Allende foi eleito com um caminho socialista a seguir. Jango, trabalhista, apontava a esquerda, e quando pressionado pelos setores conservadores se jogou aos braços do povo e foi combater a direita lado a lado com os trabalhadores. E Roselane? Em mais de dois anos, ainda que com um verniz de diálogo e mediação, sempre que sob pressão escolhe a saída conservadora. Exemplo claro é a questão das 30 horas: num momento de pressão como a greve, ao invés de lutar lado a lado com os TAE’s por seus direitos, prefere tentar dividi-los e manter a política conservadora¹.

Roselane escolheu sua trincheira, e será atacada de dentro e fora dela. Mas, se depender da esquerda, será atacada até 2016. Se Roselane Neckel quer se colocar ao lado de figuras como Jango e Allende, uma lição de história: não há Comício da Central do Brasil (quando mais de 150 mil pessoas sairam às ruas em defesa do Governo Jango) sem as Reformas de Base².

O problema com o tipo pequeno de lógica usada por Roselane é que a responsabilidade por um ato de violenta repressão (os golpes civis-militares) seja justamente de quem sofreu tal violência porque “provocou”. Esse tipo de lógica, procura a um só tempo: a) forjar um consenso com os setores golpistas (para que não apareçam, pois não são provocados) e b) forja uma falsa democracia – uma democracia onde não se pode falar ou fazer críticas, sem sofrer um golpe. E quando o golpe se anuncia, tal qual tantas outras violências (estupro, abuso, homofobia, racismo, anti-semitismo), a mentalidade mais mesquinha busca culpar a vítima, como se ela “houvesse provocado” a violência que sofreu.

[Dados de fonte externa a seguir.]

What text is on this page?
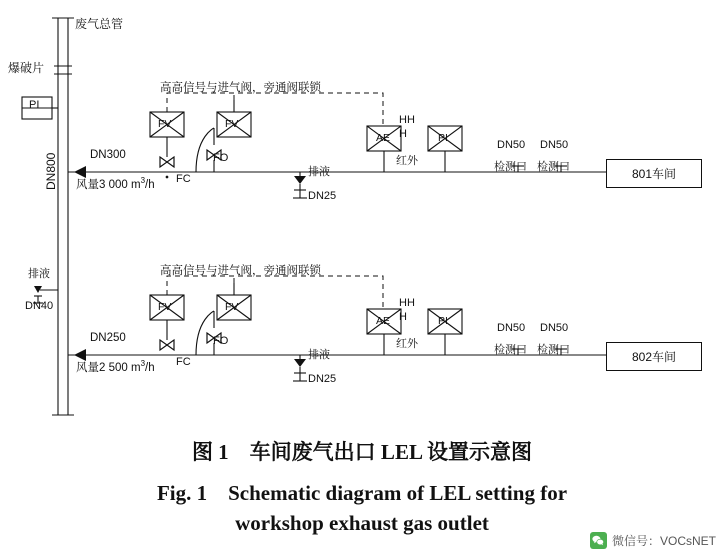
废气总管
爆破片
PI
DN800
排液
DN40
高高信号与进气阀，旁通阀联锁
FV	FV
FC
FO
DN300
风量3 000 $m^3/h$
排液
DN25
AE
HH
H
红外
PI
DN50 DN50
检测口 检测口	801车间
高高信号与进气阀，旁通阀联锁
FV	FV
FC
FO
DN250
风量2 500 $m^3/h$
排液
DN25
AE
HH
H
红外
PI
DN50 DN50
检测口 检测口	802车间
图 1　车间废气出口 LEL 设置示意图
Fig. 1　Schematic diagram of LEL setting for
workshop exhaust gas outlet
微信号：VOCsNET
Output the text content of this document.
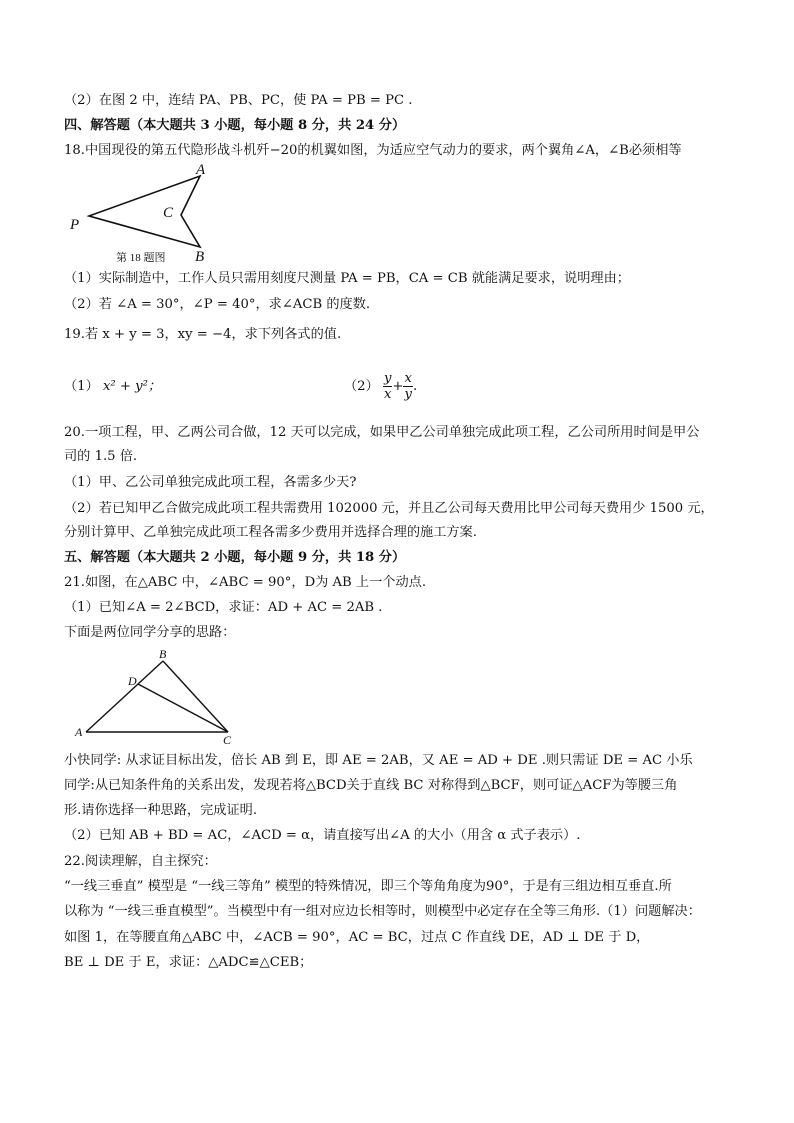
（2）在图 2 中，连结 PA、PB、PC，使 PA = PB = PC .
四、解答题（本大题共 3 小题，每小题 8 分，共 24 分）
18.中国现役的第五代隐形战斗机歼−20的机翼如图，为适应空气动力的要求，两个翼角∠A，∠B必须相等
A
C
P
B
第 18 题图
（1）实际制造中，工作人员只需用刻度尺测量 PA = PB，CA = CB 就能满足要求，说明理由；
（2）若 ∠A = 30°，∠P = 40°，求∠ACB 的度数.
19.若 x + y = 3，xy = −4，求下列各式的值.
（1） x² + y²；	$(2) \frac{y}{x} + \frac{x}{y}$ .
20.一项工程，甲、乙两公司合做，12 天可以完成，如果甲乙公司单独完成此项工程，乙公司所用时间是甲公
司的 1.5 倍.
（1）甲、乙公司单独完成此项工程，各需多少天?
（2）若已知甲乙合做完成此项工程共需费用 102000 元，并且乙公司每天费用比甲公司每天费用少 1500 元，
分别计算甲、乙单独完成此项工程各需多少费用并选择合理的施工方案.
五、解答题（本大题共 2 小题，每小题 9 分，共 18 分）
21.如图，在△ABC 中，∠ABC = 90°，D为 AB 上一个动点.
（1）已知∠A = 2∠BCD，求证：AD + AC = 2AB .
下面是两位同学分享的思路：
B
D
A
C
小快同学: 从求证目标出发，倍长 AB 到 E，即 AE = 2AB，又 AE = AD + DE .则只需证 DE = AC 小乐
同学:从已知条件角的关系出发，发现若将△BCD关于直线 BC 对称得到△BCF，则可证△ACF为等腰三角
形.请你选择一种思路，完成证明.
（2）已知 AB + BD = AC，∠ACD = α，请直接写出∠A 的大小（用含 α 式子表示）.
22.阅读理解，自主探究：
“一线三垂直” 模型是 “一线三等角” 模型的特殊情况，即三个等角角度为90°，于是有三组边相互垂直.所
以称为 “一线三垂直模型”。当模型中有一组对应边长相等时，则模型中必定存在全等三角形.（1）问题解决：
如图 1，在等腰直角△ABC 中，∠ACB = 90°，AC = BC，过点 C 作直线 DE，AD ⊥ DE 于 D，
BE ⊥ DE 于 E，求证：△ADC≌△CEB；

Roselane: não! A responsabilidade dos golpes violentos e facínoras sofridos pela América Latina nunca foi da esquerda – não importa qual tipo de esquerda tenha havido em cada nação. A responsabilidade foi sempre daqueles que deram os golpes de mãos dadas. A responsabilidade é sempre daquele que perpetra a violência, nunca de quem sofre.

Com isso queremos deixar claro uma dupla mensagem: a primeira é de que esse tipo de armadilha lógica usada para justificar os violentadores – de que a culpa é de quem sofreu a violência – é inaceitável para todo o campo da esquerda. Portanto, não cairemos nela como tantos caíram, e continuaremos a fazer nossa crítica desde a esquerda: com firmeza, clareza, coerência e responsabilidade.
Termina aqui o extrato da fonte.